Signs that population size may be too small:

  • As outcomes are stratified by additional parameters of interest (age, year, etc.) estimates become unstable and “wiggle” around their V&V targets

  • At the draw level, there are “bands” or “groupings” of outcomes (example: 0, 1, or 2 death counts averted by scenario across draws with a mean of 1.5. Would be preferable to have 15, 16, 13, 14, etc. deaths averted instead!)

  • Ask the engineers to stratify the count data result by random seed so that you can make a plot like the one in this notebook for a key outcome(s) of interest in your simulation (the most rare outcome of interest is likely the best to select!). If the results are really wiggly all the way to the end, then you likely need a larger population size. If the mean estimate and the width of the uncertainty interval do not change much after a certain point, then you may be able to decrease the population size. NOTE: stratifying count data results by random seed will cause the count data files to be really huge! It will require a lot of memory and time to load and transform. Consider making these plots just for a subset of draws included in the simulation rather than across all draws.

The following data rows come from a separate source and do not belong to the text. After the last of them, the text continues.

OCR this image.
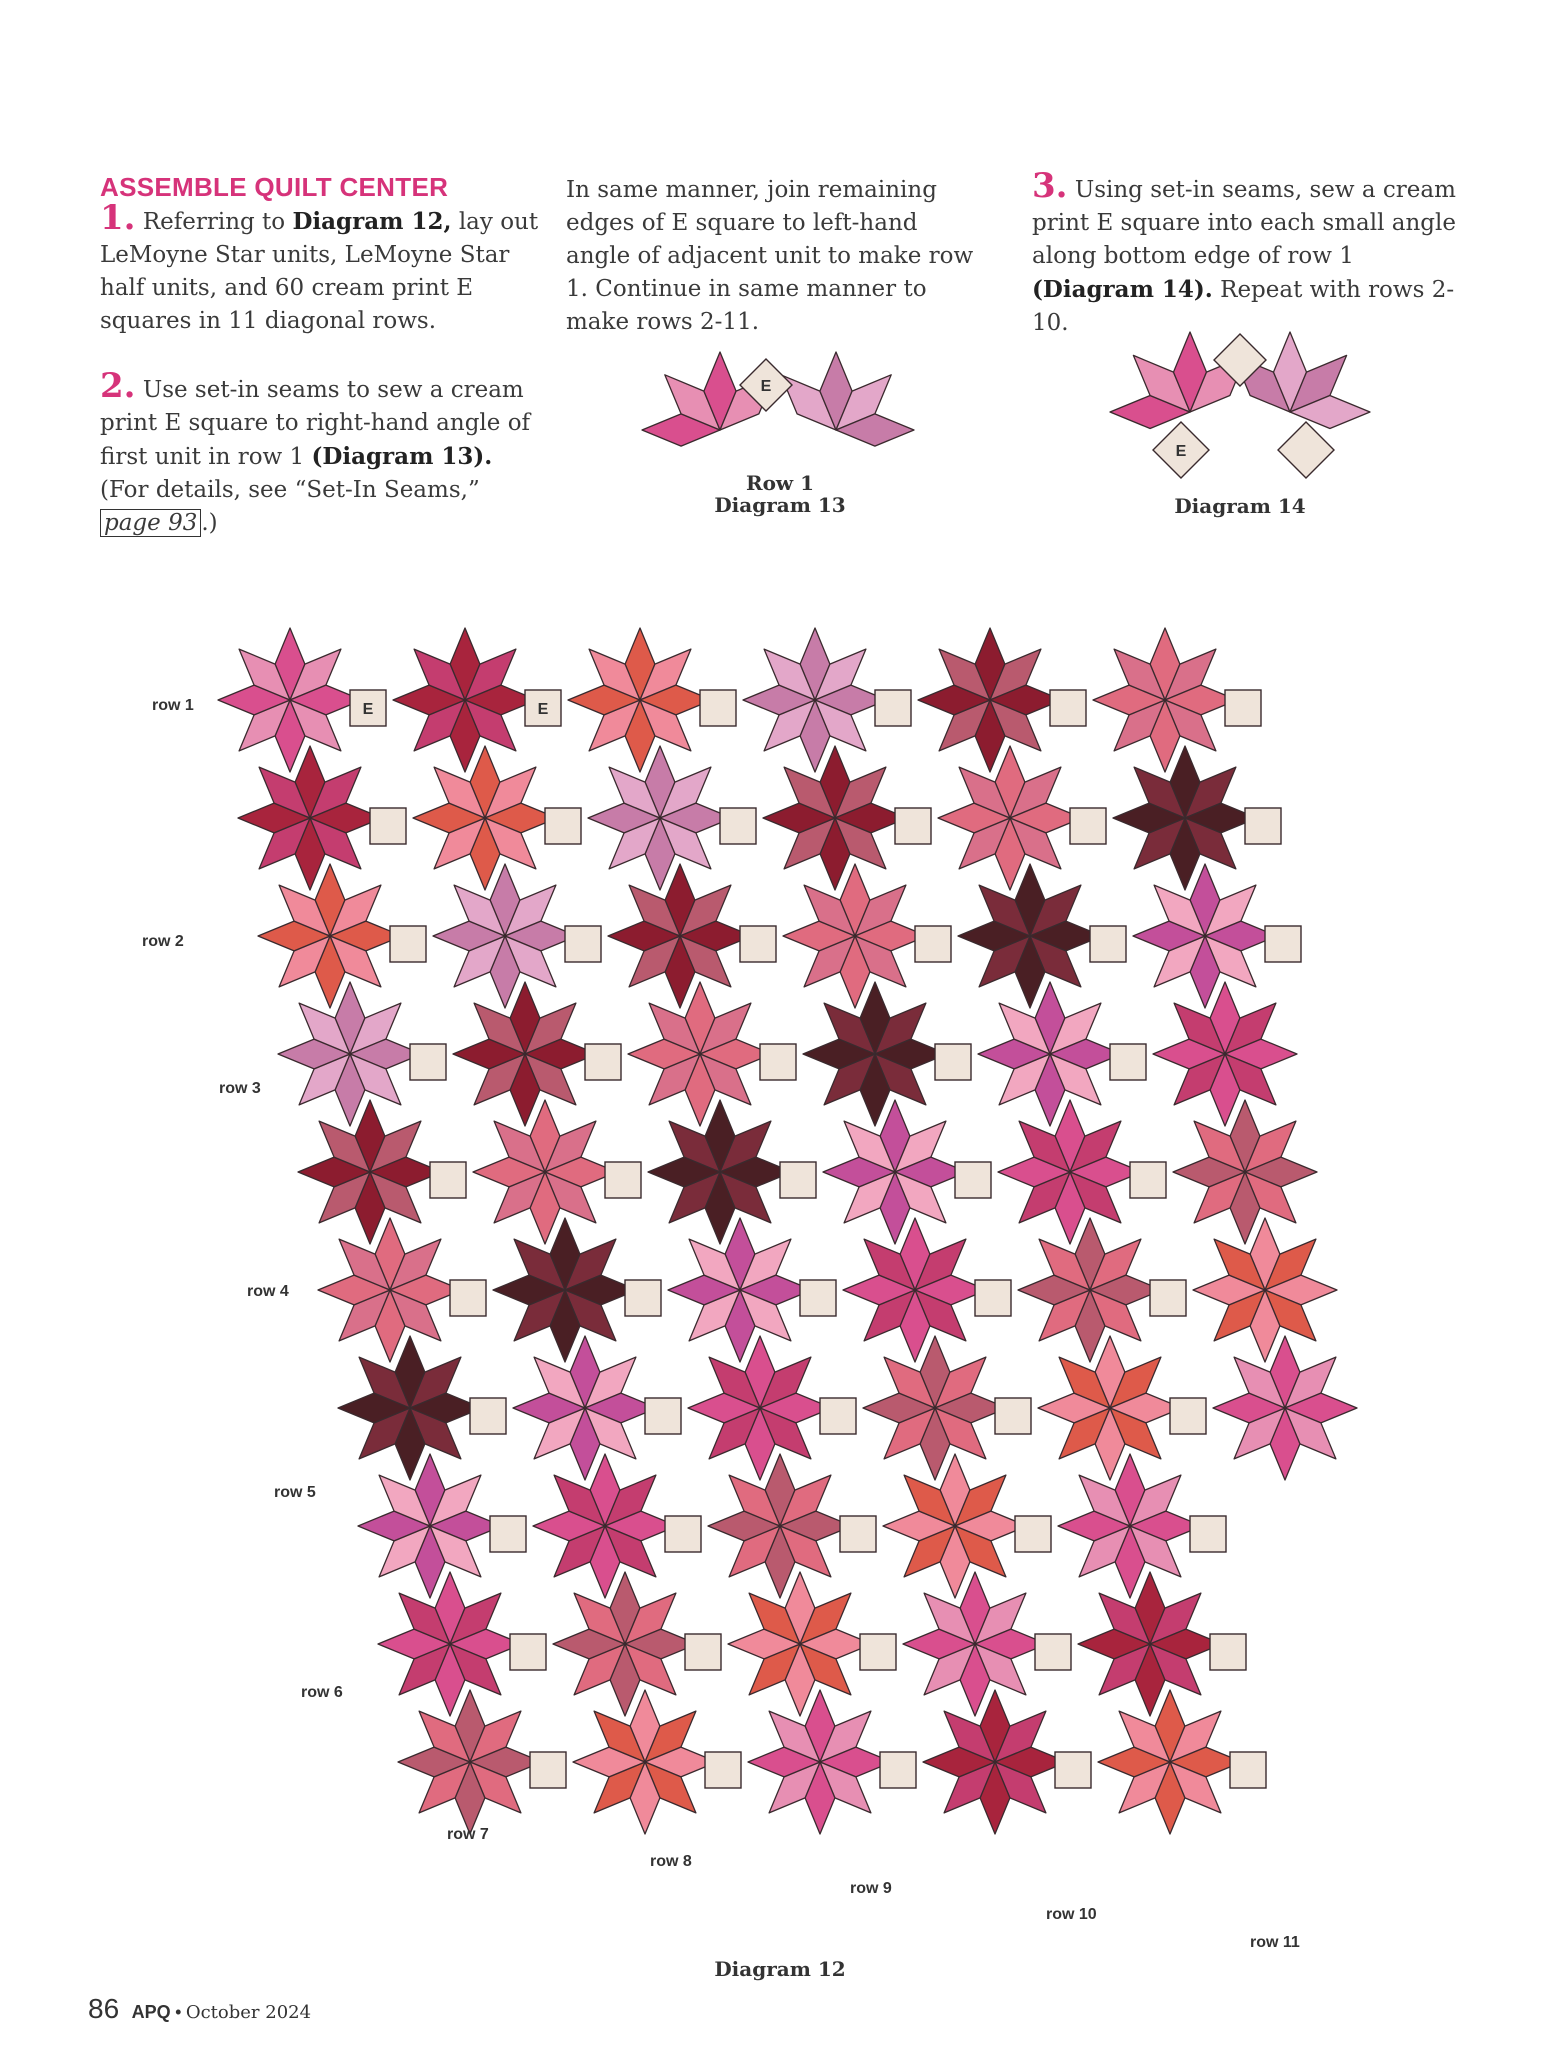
ASSEMBLE QUILT CENTER

1. Referring to Diagram 12, lay out LeMoyne Star units, LeMoyne Star half units, and 60 cream print E squares in 11 diagonal rows.

2. Use set-in seams to sew a cream print E square to right-hand angle of first unit in row 1 (Diagram 13). (For details, see “Set-In Seams,” page 93 .)

In same manner, join remaining edges of E square to left-hand angle of adjacent unit to make row 1. Continue in same manner to make rows 2-11.

3. Using set-in seams, sew a cream print E square into each small angle along bottom edge of row 1 (Diagram 14). Repeat with rows 2-10.

E
E
E	E
Row 1
Diagram 13	Diagram 14
Diagram 12
row 1
row 2
row 3
row 4
row 5
row 6
row 7
row 8
row 9
row 10
row 11
86 APQ • October 2024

Signs that the simulation has too few draws:

  • Simulation outputs match V&V targets for subset of draws included in the simulation significantly better than they match all 1,000 draws

  • Create a plot like the one in this notebook for key outcomes of interest. If the results are really wiggly all the way to the end, then you likely need more draws.

Some potentially reasonable starting points:

  • 50 input draws

  • 100,000 population size

To reduce computational intensity throughout model development, it may be desirable to run with a smaller population size and/or smaller number of draws (say 25) throughout the iterative V&V process and then increase these parameters for final production runs.